Hintergrund: Erdbebenforschung in der Schweiz
Die Schweiz ist zwar kein ausgesprochenes Erdbebengebiet, dennoch gibt es auch hier seismische Aktivitäten. Das Schweizerische Erdbebendienst (SED) an der ETH Zürich überwacht die Erdbebenaktivität in der Schweiz und Umgebung und befasst sich intensiv mit der Erforschung von Erdbebenrisiken. Das Bedretto-Felslabor bietet dabei einzigartige Möglichkeiten, Erdbeben unter kontrollierten Bedingungen zu untersuchen. Es liegt tief im Gotthardmassiv und ermöglicht Forschungen direkt im Gestein.
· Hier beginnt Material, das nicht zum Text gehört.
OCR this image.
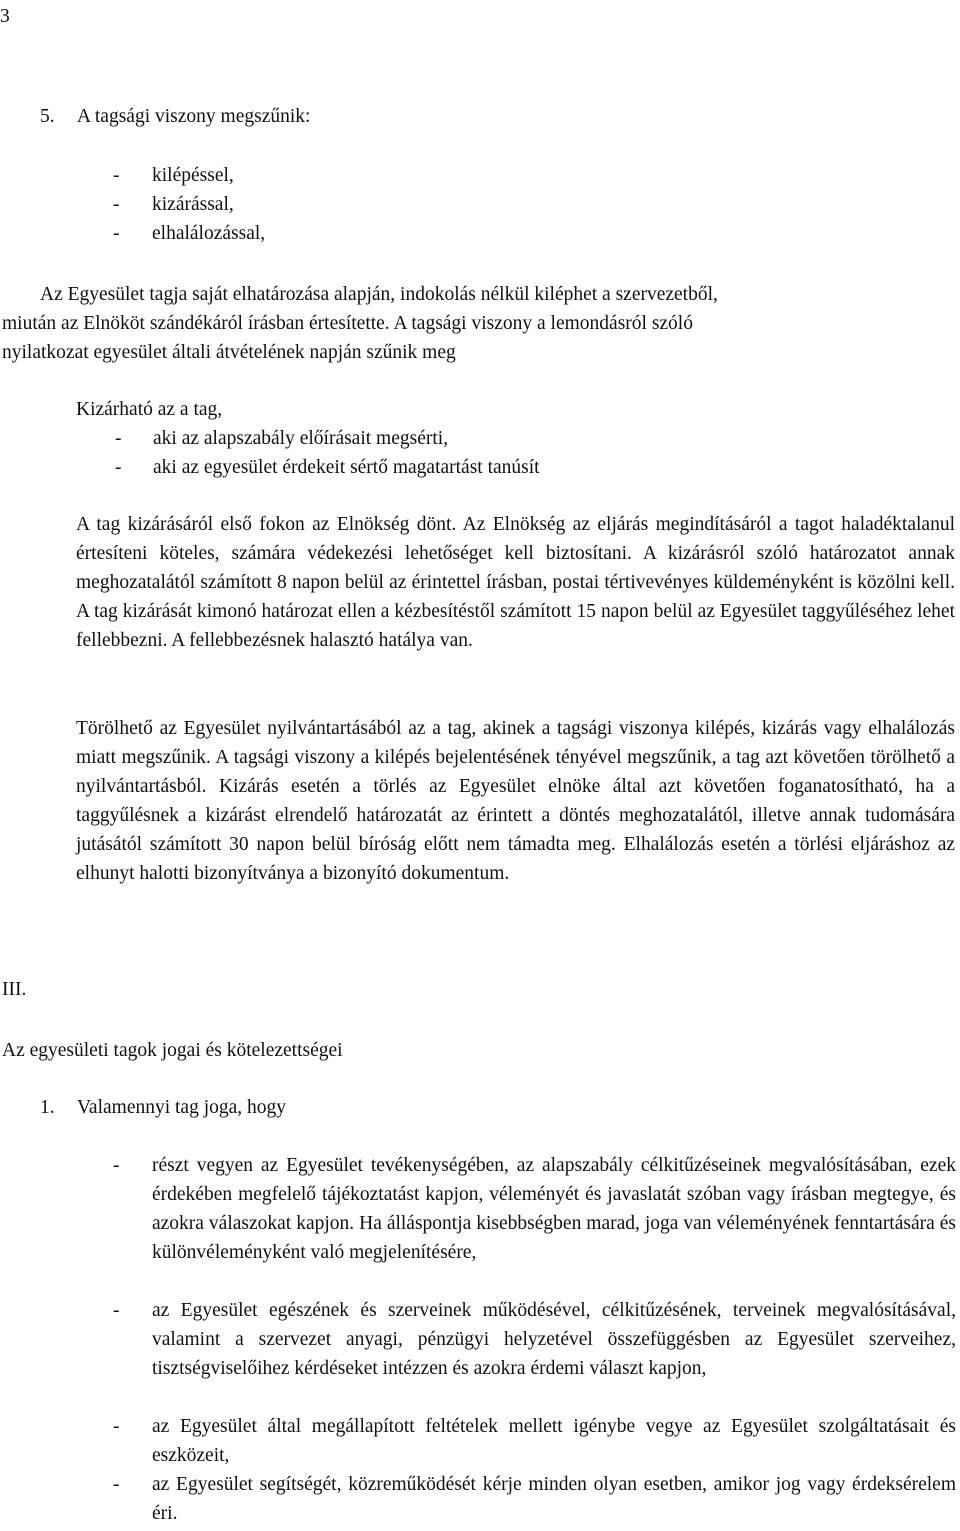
3
5. A tagsági viszony megszűnik:
-	kilépéssel,
-	kizárással,
-	elhalálozással,
Az Egyesület tagja saját elhatározása alapján, indokolás nélkül kiléphet a szervezetből,
miután az Elnököt szándékáról írásban értesítette. A tagsági viszony a lemondásról szóló
nyilatkozat egyesület általi átvételének napján szűnik meg
Kizárható az a tag,
-	aki az alapszabály előírásait megsérti,
-	aki az egyesület érdekeit sértő magatartást tanúsít
A tag kizárásáról első fokon az Elnökség dönt. Az Elnökség az eljárás megindításáról a tagot haladéktalanul értesíteni köteles, számára védekezési lehetőséget kell biztosítani. A kizárásról szóló határozatot annak meghozatalától számított 8 napon belül az érintettel írásban, postai tértivevényes küldeményként is közölni kell. A tag kizárását kimonó határozat ellen a kézbesítéstől számított 15 napon belül az Egyesület taggyűléséhez lehet fellebbezni. A fellebbezésnek halasztó hatálya van.
Törölhető az Egyesület nyilvántartásából az a tag, akinek a tagsági viszonya kilépés, kizárás vagy elhalálozás miatt megszűnik. A tagsági viszony a kilépés bejelentésének tényével megszűnik, a tag azt követően törölhető a nyilvántartásból. Kizárás esetén a törlés az Egyesület elnöke által azt követően foganatosítható, ha a taggyűlésnek a kizárást elrendelő határozatát az érintett a döntés meghozatalától, illetve annak tudomására jutásától számított 30 napon belül bíróság előtt nem támadta meg. Elhalálozás esetén a törlési eljáráshoz az elhunyt halotti bizonyítványa a bizonyító dokumentum.
III.
Az egyesületi tagok jogai és kötelezettségei
1. Valamennyi tag joga, hogy
-	részt vegyen az Egyesület tevékenységében, az alapszabály célkitűzéseinek megvalósításában, ezek érdekében megfelelő tájékoztatást kapjon, véleményét és javaslatát szóban vagy írásban megtegye, és azokra válaszokat kapjon. Ha álláspontja kisebbségben marad, joga van véleményének fenntartására és különvéleményként való megjelenítésére,
-	az Egyesület egészének és szerveinek működésével, célkitűzésének, terveinek megvalósításával, valamint a szervezet anyagi, pénzügyi helyzetével összefüggésben az Egyesület szerveihez, tisztségviselőihez kérdéseket intézzen és azokra érdemi választ kapjon,
-	az Egyesület által megállapított feltételek mellett igénybe vegye az Egyesület szolgáltatásait és eszközeit,
-	az Egyesület segítségét, közreműködését kérje minden olyan esetben, amikor jog vagy érdeksérelem éri.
Das Projekt FEAR: Künstliche Erdbeben im Gotthardmassiv
Das Projekt FEAR, gefördert vom Europäischen Forschungsrat (ERC) mit 13,7 Millionen Euro, zielt darauf ab, die Prozesse bei der Entstehung und Ausbreitung von Erdbeben besser zu verstehen. Wie science.ORF.at berichtet, wurde dafür eine Bruchzone im Gestein identifiziert, in die Wasser unter hohem Druck eingeleitet wird, um so ein künstliches Beben auszulösen.
Das Forschungsteam der ETH Zürich unter der Leitung von Men-Andrin Meier möchte im Rahmen von FEAR untersuchen, wie Erdbeben ablaufen, was bei deren Auslösung passiert, wo und wie sie sich ausbreiten und wie sich die Erschütterungen wieder beruhigen. Die Messungen finden direkt im Gestein statt, was detaillierte Einblicke in die komplexen Vorgänge ermöglicht. (Lesen Sie auch: Trump: Geplatzte Iran-Gespräche belasten Friedensbemühungen)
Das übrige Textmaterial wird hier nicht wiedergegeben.